ガラスの向こう側で若いカップルの相談を受けてる彼女の姿が見えた。

彼女が浮気相手じゃないことは分かった。

だからと言ってこれをどう解釈する。

阿賀野さんの思ってる通りに御主人には結婚したい相手がいるのッ!!!

「普通は離婚をしてからの結婚式ですよね?」

「ああ」と考えこむ素振りの甲斐さんの返事は上の空。

「既婚を隠して別な女性と結婚をするつもりとか?」

「重婚じゃないですか!」

「そうじゃなくて結婚詐欺・・・」

阿賀野さんも騙されて子供まで産んでしまった。

ご主人は二重の生活?

海外の仕事が多くてあんまり日本にはいないって言ってなかったか?

私にも阿賀野さんの妄想癖が移った気がしてきた。

そう難しく考え込むな!

阿賀野さんも騙されてるなんてそれはない!

英徳に通えるのはお金持ちのご令嬢に御子息。

両親そろって夫婦円満!たとえ表面上でもそれが原則のはずだ。

「なんだか、難しいことになってきてません?」

「君はいつも事件を難しくしてる気が俺はしてきた」

甲斐さん!

付きあうんじゃなかった見たいな表情をいまさらしないでください!!

「ご結婚のご相談ですか?」

いつの間にかドアの向こうから出てきた女性が私たちにこやかな営業用スマイルで声をかける。

「えっ?まあ・・・」

うやむやな引きつった笑み。

「いや、違います。
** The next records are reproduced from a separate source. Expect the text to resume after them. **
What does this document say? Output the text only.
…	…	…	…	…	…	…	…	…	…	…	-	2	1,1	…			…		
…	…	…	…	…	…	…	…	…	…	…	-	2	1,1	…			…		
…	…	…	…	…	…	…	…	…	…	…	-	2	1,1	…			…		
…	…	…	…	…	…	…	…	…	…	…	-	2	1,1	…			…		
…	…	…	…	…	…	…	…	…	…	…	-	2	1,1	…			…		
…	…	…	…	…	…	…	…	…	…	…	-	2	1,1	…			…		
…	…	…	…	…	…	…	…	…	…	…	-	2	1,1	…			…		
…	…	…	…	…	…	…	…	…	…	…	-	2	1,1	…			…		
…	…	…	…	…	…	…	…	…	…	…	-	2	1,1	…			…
すいません!!!」

甲斐さんが慌てたように私の襟をつかんで引きずる勢いでその場から遠ざかる。

「甲斐さん、焦り過ぎです!」

「つくしちゃん、君は分かっていない」

真剣な甲斐さんの瞳。

「冗談でもつくしちゃんと二人で結婚をするカップルのふりをしてウエディングコンサルタントで相談をしていたなんて知られたらやばい」

誰に知られたら困る?

玲子さん?

玲子さんなら大笑い間違いなし。

「それでなくても代表は未だに俺がつくしちゃんと一緒だといい顔しないんだから、嫌みの一つ二つじゃすまない気がする。俺は破滅だ!!」

いや・・・

それはちょっと大げさだと思う。

甲斐さんも玲子さんと結婚してるんだし、寛大って言葉は司の辞書にはないかもしれないけど司の度量もそこまで狭くないと思う。

「アラスカに飛ばされる!!!」

アラスカにうちの法律事務所の支所はありません!

「いくらなんでも、そこまで嫉妬しませんてば」

頭を抱え込む甲斐さんを覗きこんだ。

「冗談半分、本気半分」

クスッと悪戯な視線が目の前に迫る。

「ずいぶん慣らされたから」

「甲斐さんッ!」

責め気味に発した私の声も笑ってしまってる。

「それよりここからどうするかだよね?」

甲斐さんが珍しく真面目な精悍な顔つきに変わった。

拍手コメント返礼

なおピン様

どうして?って疑問を持ってもらえたら私としてはヒュ~♪ですよ。

この結末はいかに!

つくしちゃんにも私たちの代わりに一杯想像してもらいましょう!

甲斐さんが一番ドキドキでしょうね。

司の嫉妬深さはつくしより身近なものがよりよく知ってるだろうしね。